Como ter uma boa política de cargos e salários

Cada vez mais empresas investem em novas experiências, novos benefícios com foco na saúde e bem-estar e na flexibilidade do trabalho. Sem dúvida essas são ações que facilitam a atração e retenção de talentos. 

No entanto, nenhuma dessas iniciativas terá efeito duradouro sem uma política consistente de cargos e salários. É a partir deste plano que se definem as funções, os requisitos e a remuneração dos profissionais. Afinal, além da remuneração, os profissionais também estão de olho nas possibilidades de crescimento e desenvolvimento de carreira. 

Por isso, criamos um passo a passo para que as empresas possam contar com uma estratégia de remuneração consistente. Em um mercado com alta rotatividade, se tornar mais atrativa é garantia de sair na frente da competição por talentos.  

De olho no mercado

Antes de qualquer coisa, é fundamental entender o que acontece no setor e como o mercado enxerga cada uma das funções e especialidades da empresa. Realizar uma pesquisa de salários e benefícios é essencial para saber o ponto de partida de uma política de salários. Mas é importante que as empresas tenham em mente que no Brasil os rendimentos de profissionais mudam de acordo com a região e a área de atuação. Então, procure contar com dados que não sejam genéricos. A grande maioria das pesquisas utiliza por base os grandes centros, como a cidade de São Paulo. Só que em um país tão grande como é o Brasil, as variações acontecem e se a empresa não compreender o seu próprio contexto ela pode desperdiçar oportunidades. 
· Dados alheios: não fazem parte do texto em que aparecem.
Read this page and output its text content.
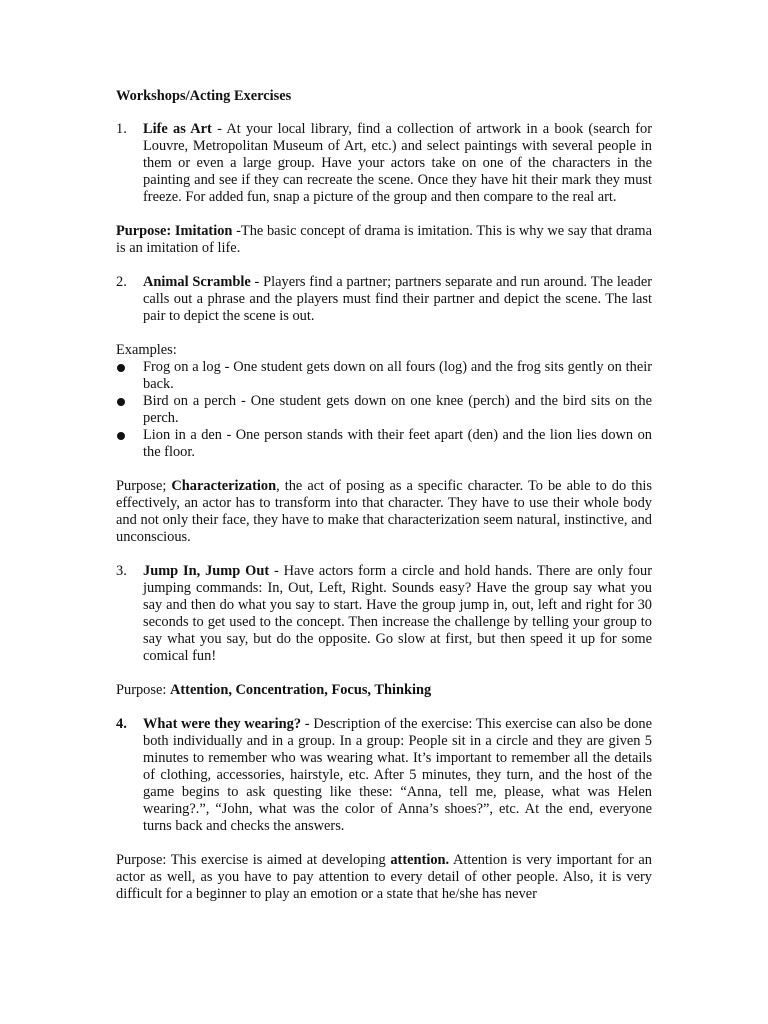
Workshops/Acting Exercises
1. Life as Art - At your local library, find a collection of artwork in a book (search for Louvre, Metropolitan Museum of Art, etc.) and select paintings with several people in them or even a large group. Have your actors take on one of the characters in the painting and see if they can recreate the scene. Once they have hit their mark they must freeze. For added fun, snap a picture of the group and then compare to the real art.

Purpose: Imitation -The basic concept of drama is imitation. This is why we say that drama is an imitation of life.

2. Animal Scramble - Players find a partner; partners separate and run around. The leader calls out a phrase and the players must find their partner and depict the scene. The last pair to depict the scene is out.

Examples:

Frog on a log - One student gets down on all fours (log) and the frog sits gently on their back.
Bird on a perch - One student gets down on one knee (perch) and the bird sits on the perch.
Lion in a den - One person stands with their feet apart (den) and the lion lies down on the floor.

Purpose; Characterization, the act of posing as a specific character. To be able to do this effectively, an actor has to transform into that character. They have to use their whole body and not only their face, they have to make that characterization seem natural, instinctive, and unconscious.

3. Jump In, Jump Out - Have actors form a circle and hold hands. There are only four jumping commands: In, Out, Left, Right. Sounds easy? Have the group say what you say and then do what you say to start. Have the group jump in, out, left and right for 30 seconds to get used to the concept. Then increase the challenge by telling your group to say what you say, but do the opposite. Go slow at first, but then speed it up for some comical fun!

Purpose: Attention, Concentration, Focus, Thinking

4. What were they wearing? - Description of the exercise: This exercise can also be done both individually and in a group. In a group: People sit in a circle and they are given 5 minutes to remember who was wearing what. It’s important to remember all the details of clothing, accessories, hairstyle, etc. After 5 minutes, they turn, and the host of the game begins to ask questing like these: “Anna, tell me, please, what was Helen wearing?.”, “John, what was the color of Anna’s shoes?”, etc. At the end, everyone turns back and checks the answers.

Purpose: This exercise is aimed at developing attention. Attention is very important for an actor as well, as you have to pay attention to every detail of other people. Also, it is very difficult for a beginner to play an emotion or a state that he/she has never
Cargos: é preciso cuidar de todos os detalhes

Para estabelecer um padrão salarial, é preciso também ter uma estrutura muito bem definida de cargos. É preciso criar um organograma de cada departamento e o desenho dos profissionais necessários para preencher as funções. Contar com uma boa descrição de cargos também é essencial. Não só para definir o salário e os benefícios, mas também para que essas descrições sejam elaboradas de forma que possam atrair os profissionais que se encaixam na cultura organizacional da empresa. Fazer uma análise cuidadosa com as atividades de cada função exige entrevistas, pesquisa e dedicação, mas o retorno é garantido.

Lembre-se: sua empresa é única

A ansiedade para ter uma resposta rápida pode levar ao erro. Muitas vezes, pensando em economizar tempo, as empresas buscam pesquisas, análises e modelos prontos para aplicar em sua estrutura. Porém, muitos dos planos que já foram desenvolvidos podem ser ótimos em outras organizações, mas deixam a desejar para a realidade da sua empresa. Neste caso, é melhor evitar a necessidade de refazer o trabalho. Ao utilizar modelos prontos a empresa vai precisar arcar com o prejuízo em médio e até curto prazo e a solução estará naquilo que poderia ter sido feito antes: a implantação de um modelo próprio, passando por todos os processos necessários para definir uma política de cargos e salários eficiente. 

Vantagens de uma boa política de cargos e salários

Além de aumentar a organização e agilidade das empresas na busca pelos profissionais, uma política de cargos e salários bem-feita traz outros ganhos. Ao estabelecer regras claras, aumenta o engajamento e a motivação dos funcionários para evoluir na empresa. Outro efeito é aumentar o poder da employer branding (marca empregadora), fazendo com que os profissionais considerem a empresa como uma boa opção para suas carreiras. Sem falar, é claro, da importância estratégica que a área de recursos humanos exerce cada vez mais. Uma política de cargos e salários eficiente também permite um melhor planejamento financeiro e facilita a tomada de decisões para o crescimento da empresa.